Friday, April 11, 2014

Week 13 Readings

Week 13 Readings

IIR Ch. 13
Text classification is a problem in IR. When you encounter a new document, what other documents are similar and which group of documents should it belong to? The classification algorithms presented here are very similar to the algorithms we use for finding document similarity. Conditional independence is also used in feature selection in classification models, due to the complexity of finding dependence of terms in a learning model, and constantly updating with new data. I like the introduction of many statistical measures in the chapter, such as chi square, because these are complex problems with many possible solutions we should be exposed to.

IIR Ch. 14
The contiguity hypothesis is challenging for me to accept. Even from the simplest example we see, containing the topics Kenya, UK, and China, this hypothesis states that all documents fall into one class only. But a document about trade relations between the UK and China fits into both. So, a new class must be formed. But then this can be subdivided again and again, until each class is only one document! Specificity is critical for this. kNN and Voronoi tessellation seems to be very complex.

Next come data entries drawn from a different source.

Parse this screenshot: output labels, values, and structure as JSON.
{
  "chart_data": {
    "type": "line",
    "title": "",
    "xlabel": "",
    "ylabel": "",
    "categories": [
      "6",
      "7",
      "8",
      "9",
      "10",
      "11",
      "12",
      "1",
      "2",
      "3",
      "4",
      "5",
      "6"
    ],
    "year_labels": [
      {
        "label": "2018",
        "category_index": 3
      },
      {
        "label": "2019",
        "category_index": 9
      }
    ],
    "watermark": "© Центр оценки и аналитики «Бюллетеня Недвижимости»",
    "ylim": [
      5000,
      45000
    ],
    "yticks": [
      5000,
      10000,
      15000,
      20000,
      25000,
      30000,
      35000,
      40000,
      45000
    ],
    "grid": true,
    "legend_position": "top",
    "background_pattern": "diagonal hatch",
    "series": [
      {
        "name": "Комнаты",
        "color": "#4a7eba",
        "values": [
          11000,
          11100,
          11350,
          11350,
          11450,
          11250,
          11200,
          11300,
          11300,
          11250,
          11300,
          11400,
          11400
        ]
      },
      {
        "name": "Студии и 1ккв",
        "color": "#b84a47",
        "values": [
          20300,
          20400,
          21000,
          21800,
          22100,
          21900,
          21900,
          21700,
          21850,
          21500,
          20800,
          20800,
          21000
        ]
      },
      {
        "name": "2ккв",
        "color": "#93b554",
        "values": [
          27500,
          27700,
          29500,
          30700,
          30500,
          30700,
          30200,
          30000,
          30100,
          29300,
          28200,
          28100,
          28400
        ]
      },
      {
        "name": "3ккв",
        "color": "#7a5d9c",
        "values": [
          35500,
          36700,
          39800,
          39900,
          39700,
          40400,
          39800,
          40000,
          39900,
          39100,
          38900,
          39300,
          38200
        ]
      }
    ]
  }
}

And I am not sure how to tessellate the vector space; from the reading it seems that the tessellations should be for each document, not k, which is much smaller.

Monday, April 7, 2014

Week 12 Muddiest Point

Week 12 Muddiest Point

It seems that whatever takes the most processing power will end up being the best way to do anything in IR. Does creating a personalized search system require the most processing? Do we also see this model of adaptive IR perform better that modifying queries with personalized terms or reranking returned documents with a user model?

Friday, April 4, 2014

Week 12 Readings

Week 12 Readings

Gauch et al.
I am super interested in this! Especially explicit user profiling, I wonder how systems can get users to want to give this information. The interchangability of implicit and explicit feedback in studies is interesting. One would think that explicit would provide more powerful information, but perhaps this is not true.
There is a lot of research into getting at the semantic concepts behind a word. This is a really difficult research issue because it is not static for a user. Even if you can figure out which bank they mean right now, there is no guarantee that this is the only way they use the word. And that first part is difficult, too. The project that explored selected webpages and compared results to WordNet concepts was pretty cool.
Bloedorn et al.'s suggestion to use a hierarchy is true; in my searching of PubMed sometimes the expanded term higher up the hierarchy is what I later find I am aiming for. There are a lot of different ideas for how to get user feedback and create a profile of user interest based on this feedback.

Pazzani & Billsus
Many of the mathematical techniques for content recommendation are algorithms we have learned to use in general retrieval models. Rocchio feedback, naive Bayes, multivariate Bernoulli, etc. I like the idea that sometimes the explicit feedback a user gives is as somple as clicking a giant thumb-up or thumbs-down button. That's really easy, and if you make the change in results meaningful, that's enough incentive to do it, at least for me. Finally, telling the difference between a funny joke and an unfunny one is impossible with any of these techniques.

Ahn et al.
This paper presents a method for helping users in exploratory search, by creating a model of their current task and integrating this into the results set. I like the idea of highlighting task terms in snippets. It does bring to mind that users may not be used to this, and will not freely enter queries that stray from the task terms. We are trained to mold our queries into what we know Google likes, and entering a Google search without my actual search terms is crazy. In TaskSieve, this is actually a valid way to search.